The last thing to do is prove that $\mathcal B := \{ \text{all finite intersections of } S \in \mathcal S \}$ is a basis for $\mathcal T$. I use the definition of basis given on page 2, shown below.
Definition 0.2. A collection $\mathcal{B}$ of subsets of $X$ is a basis for a topology on $X$ if and only if
(i) For each $x \in X$ there is a $B ∈ \mathcal{B}$ such that $x ∈ B$.
(ii) If $x ∈ A \cap B$ where $A, B \in \mathcal{B}$, then there is at least one $C \in \mathcal{B}$ such that $x \in C \subseteq A \cap B$.
(i) For any $x \in X$, we know there is some $S \in \mathcal S$ such that $x \in S$. Since $S$ itself is a degenerate intersection we see that $S \in \mathcal B$, therefore the first condition is satisfied.

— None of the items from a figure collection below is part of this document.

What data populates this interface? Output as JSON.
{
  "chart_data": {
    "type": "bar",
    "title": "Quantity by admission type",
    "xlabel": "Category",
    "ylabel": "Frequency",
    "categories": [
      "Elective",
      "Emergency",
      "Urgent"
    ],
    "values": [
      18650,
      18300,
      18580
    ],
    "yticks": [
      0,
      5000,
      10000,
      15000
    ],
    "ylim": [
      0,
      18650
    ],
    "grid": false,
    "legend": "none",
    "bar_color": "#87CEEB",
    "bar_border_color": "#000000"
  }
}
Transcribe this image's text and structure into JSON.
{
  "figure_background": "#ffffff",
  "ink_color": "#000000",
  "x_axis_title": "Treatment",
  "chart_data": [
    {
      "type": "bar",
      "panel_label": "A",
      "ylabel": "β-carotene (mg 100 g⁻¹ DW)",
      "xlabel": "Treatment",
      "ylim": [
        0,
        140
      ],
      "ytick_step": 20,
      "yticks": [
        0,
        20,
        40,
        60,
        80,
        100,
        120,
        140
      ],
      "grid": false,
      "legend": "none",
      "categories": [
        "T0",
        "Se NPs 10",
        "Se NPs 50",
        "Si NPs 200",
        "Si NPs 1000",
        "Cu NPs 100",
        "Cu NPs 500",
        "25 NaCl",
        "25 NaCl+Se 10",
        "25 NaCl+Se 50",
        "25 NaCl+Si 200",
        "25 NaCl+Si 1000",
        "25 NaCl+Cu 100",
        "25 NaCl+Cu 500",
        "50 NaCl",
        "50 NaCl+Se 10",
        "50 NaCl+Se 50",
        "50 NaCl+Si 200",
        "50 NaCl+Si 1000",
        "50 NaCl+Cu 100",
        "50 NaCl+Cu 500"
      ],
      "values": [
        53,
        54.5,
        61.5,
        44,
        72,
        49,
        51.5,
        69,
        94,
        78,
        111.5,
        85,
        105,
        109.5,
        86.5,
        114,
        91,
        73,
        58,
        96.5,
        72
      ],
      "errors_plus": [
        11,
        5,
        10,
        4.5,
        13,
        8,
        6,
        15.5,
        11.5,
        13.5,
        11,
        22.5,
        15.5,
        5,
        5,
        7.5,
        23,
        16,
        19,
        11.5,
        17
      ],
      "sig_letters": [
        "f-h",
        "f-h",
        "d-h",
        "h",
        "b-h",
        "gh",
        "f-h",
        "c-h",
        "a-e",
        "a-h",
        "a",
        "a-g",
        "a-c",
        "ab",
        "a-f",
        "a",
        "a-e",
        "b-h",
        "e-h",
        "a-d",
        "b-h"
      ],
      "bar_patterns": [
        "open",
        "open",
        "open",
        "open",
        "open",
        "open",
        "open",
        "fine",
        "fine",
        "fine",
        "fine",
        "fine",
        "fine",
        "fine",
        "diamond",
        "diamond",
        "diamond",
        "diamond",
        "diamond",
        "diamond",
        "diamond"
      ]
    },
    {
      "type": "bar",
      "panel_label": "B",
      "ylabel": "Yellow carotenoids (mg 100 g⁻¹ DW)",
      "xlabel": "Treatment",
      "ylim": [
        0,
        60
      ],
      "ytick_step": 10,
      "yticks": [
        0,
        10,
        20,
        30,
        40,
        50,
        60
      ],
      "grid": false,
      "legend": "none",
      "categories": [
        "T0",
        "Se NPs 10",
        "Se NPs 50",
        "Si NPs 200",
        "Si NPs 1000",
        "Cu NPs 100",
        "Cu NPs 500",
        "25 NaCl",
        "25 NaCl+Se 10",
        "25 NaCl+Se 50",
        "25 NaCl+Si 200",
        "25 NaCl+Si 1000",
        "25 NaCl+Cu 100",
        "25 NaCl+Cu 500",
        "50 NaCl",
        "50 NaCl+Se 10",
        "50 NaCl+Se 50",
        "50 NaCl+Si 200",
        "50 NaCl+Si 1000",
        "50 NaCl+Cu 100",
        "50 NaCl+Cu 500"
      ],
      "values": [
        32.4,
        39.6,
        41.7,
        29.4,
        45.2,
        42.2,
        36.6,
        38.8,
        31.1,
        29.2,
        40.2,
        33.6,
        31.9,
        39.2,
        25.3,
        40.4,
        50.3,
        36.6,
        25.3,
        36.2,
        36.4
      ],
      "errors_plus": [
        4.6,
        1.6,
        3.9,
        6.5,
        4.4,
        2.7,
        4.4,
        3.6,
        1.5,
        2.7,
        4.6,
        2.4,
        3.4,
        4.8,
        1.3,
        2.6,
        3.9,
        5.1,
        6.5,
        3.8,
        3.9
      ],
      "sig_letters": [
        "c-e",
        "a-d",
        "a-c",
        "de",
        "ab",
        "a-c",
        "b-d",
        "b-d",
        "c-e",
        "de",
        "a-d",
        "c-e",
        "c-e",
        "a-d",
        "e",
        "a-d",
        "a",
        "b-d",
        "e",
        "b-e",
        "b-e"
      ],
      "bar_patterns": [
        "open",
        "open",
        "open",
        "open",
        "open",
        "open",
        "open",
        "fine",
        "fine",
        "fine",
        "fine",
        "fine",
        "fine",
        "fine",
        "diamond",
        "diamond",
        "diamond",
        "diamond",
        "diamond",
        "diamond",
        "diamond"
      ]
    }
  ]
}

(ii) If $x \in A \cap B$ where $A, B \in \mathcal B$, then we know that $A = \bigcap_{i = 1}^m S_i$ and $B = \bigcap_{i = 1}^n S_i'$. Clearly $A \cap B$ is another finite intersection, hence $A \cap B \in \mathcal B$.
Questions and comments:
- I think this exercise is relatively straightforward, but my inexperience with the definitions causes some concern that I've made some elementary error in my proof.
- Intuitively a basis is something that can give rise to a topology through unions, and a subbasis is something that can give rise to a basis through finite intersection. Right?
I appreciate any feedback.